Analyzing Wrap-Up Effects through an Information-Theoretic Lens
- URL: http://arxiv.org/abs/2203.17213v2
- Date: Fri, 5 Jan 2024 16:10:15 GMT
- Title: Analyzing Wrap-Up Effects through an Information-Theoretic Lens
- Authors: Clara Meister and Tiago Pimentel and Thomas Hikaru Clark and Ryan
Cotterell and Roger Levy
- Abstract summary: This work examines the relationship between wrap-up effects and information-theoretic quantities.
We find that the distribution of information in prior contexts is often predictive of sentence- and clause-final RTs.
- Score: 96.02309964375983
- License: http://arxiv.org/licenses/nonexclusive-distrib/1.0/
- Abstract: Numerous analyses of reading time (RT) data have been implemented -- all in
an effort to better understand the cognitive processes driving reading
comprehension. However, data measured on words at the end of a sentence -- or
even at the end of a clause -- is often omitted due to the confounding factors
introduced by so-called "wrap-up effects," which manifests as a skewed
distribution of RTs for these words.
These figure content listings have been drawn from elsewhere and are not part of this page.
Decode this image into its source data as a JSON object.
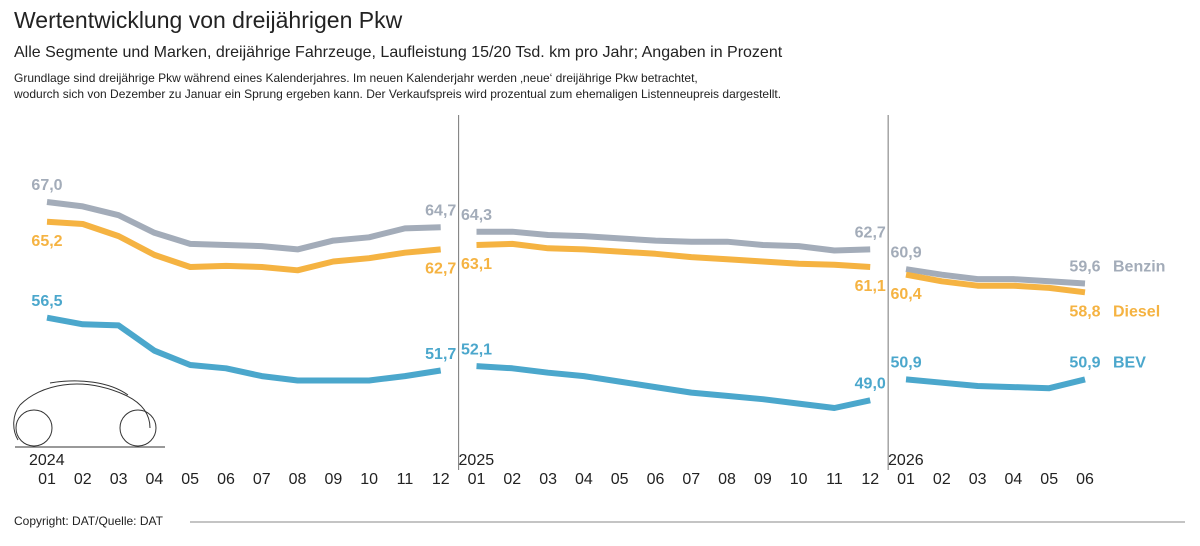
{
  "chart_data": {
    "type": "line",
    "title": "Wertentwicklung von dreijährigen Pkw",
    "subtitle": "Alle Segmente und Marken, dreijährige Fahrzeuge, Laufleistung 15/20 Tsd. km pro Jahr; Angaben in Prozent",
    "note": [
      "Grundlage sind dreijährige Pkw während eines Kalenderjahres. Im neuen Kalenderjahr werden ‚neue‘ dreijährige Pkw betrachtet,",
      "wodurch sich von Dezember zu Januar ein Sprung ergeben kann. Der Verkaufspreis wird prozentual zum ehemaligen Listenneupreis dargestellt."
    ],
    "years": [
      "2024",
      "2025",
      "2026"
    ],
    "categories": [
      "01",
      "02",
      "03",
      "04",
      "05",
      "06",
      "07",
      "08",
      "09",
      "10",
      "11",
      "12",
      "01",
      "02",
      "03",
      "04",
      "05",
      "06",
      "07",
      "08",
      "09",
      "10",
      "11",
      "12",
      "01",
      "02",
      "03",
      "04",
      "05",
      "06"
    ],
    "series": [
      {
        "name": "Benzin",
        "color": "#a3acb9",
        "values": [
          67.0,
          66.6,
          65.8,
          64.2,
          63.2,
          63.1,
          63.0,
          62.7,
          63.5,
          63.8,
          64.6,
          64.7,
          64.3,
          64.3,
          64.0,
          63.9,
          63.7,
          63.5,
          63.4,
          63.4,
          63.1,
          63.0,
          62.6,
          62.7,
          60.9,
          60.4,
          60.0,
          60.0,
          59.8,
          59.6
        ],
        "value_labels": [
          "67,0",
          null,
          null,
          null,
          null,
          null,
          null,
          null,
          null,
          null,
          null,
          "64,7",
          "64,3",
          null,
          null,
          null,
          null,
          null,
          null,
          null,
          null,
          null,
          null,
          "62,7",
          "60,9",
          null,
          null,
          null,
          null,
          "59,6"
        ]
      },
      {
        "name": "Diesel",
        "color": "#f5b342",
        "values": [
          65.2,
          65.0,
          63.9,
          62.2,
          61.1,
          61.2,
          61.1,
          60.8,
          61.6,
          61.9,
          62.4,
          62.7,
          63.1,
          63.2,
          62.8,
          62.7,
          62.5,
          62.3,
          62.0,
          61.8,
          61.6,
          61.4,
          61.3,
          61.1,
          60.4,
          59.8,
          59.4,
          59.4,
          59.2,
          58.8
        ],
        "value_labels": [
          "65,2",
          null,
          null,
          null,
          null,
          null,
          null,
          null,
          null,
          null,
          null,
          "62,7",
          "63,1",
          null,
          null,
          null,
          null,
          null,
          null,
          null,
          null,
          null,
          null,
          "61,1",
          "60,4",
          null,
          null,
          null,
          null,
          "58,8"
        ]
      },
      {
        "name": "BEV",
        "color": "#4ba7cc",
        "values": [
          56.5,
          55.9,
          55.8,
          53.5,
          52.2,
          51.9,
          51.2,
          50.8,
          50.8,
          50.8,
          51.2,
          51.7,
          52.1,
          51.9,
          51.5,
          51.2,
          50.7,
          50.2,
          49.7,
          49.4,
          49.1,
          48.7,
          48.3,
          49.0,
          50.9,
          50.6,
          50.3,
          50.2,
          50.1,
          50.9
        ],
        "value_labels": [
          "56,5",
          null,
          null,
          null,
          null,
          null,
          null,
          null,
          null,
          null,
          null,
          "51,7",
          "52,1",
          null,
          null,
          null,
          null,
          null,
          null,
          null,
          null,
          null,
          null,
          "49,0",
          "50,9",
          null,
          null,
          null,
          null,
          "50,9"
        ]
      }
    ],
    "source": "Copyright: DAT/Quelle: DAT"
  }
}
Consequently, the understanding of the
cognitive processes that might be involved in these wrap-up effects is limited.
In this work, we attempt to learn more about these processes by examining the
relationship between wrap-up effects and information-theoretic quantities, such
as word and context surprisals. We find that the distribution of information in
prior contexts is often predictive of sentence- and clause-final RTs (while not
of sentence-medial RTs). This lends support to several prior hypotheses about
the processes involved in wrap-up effects.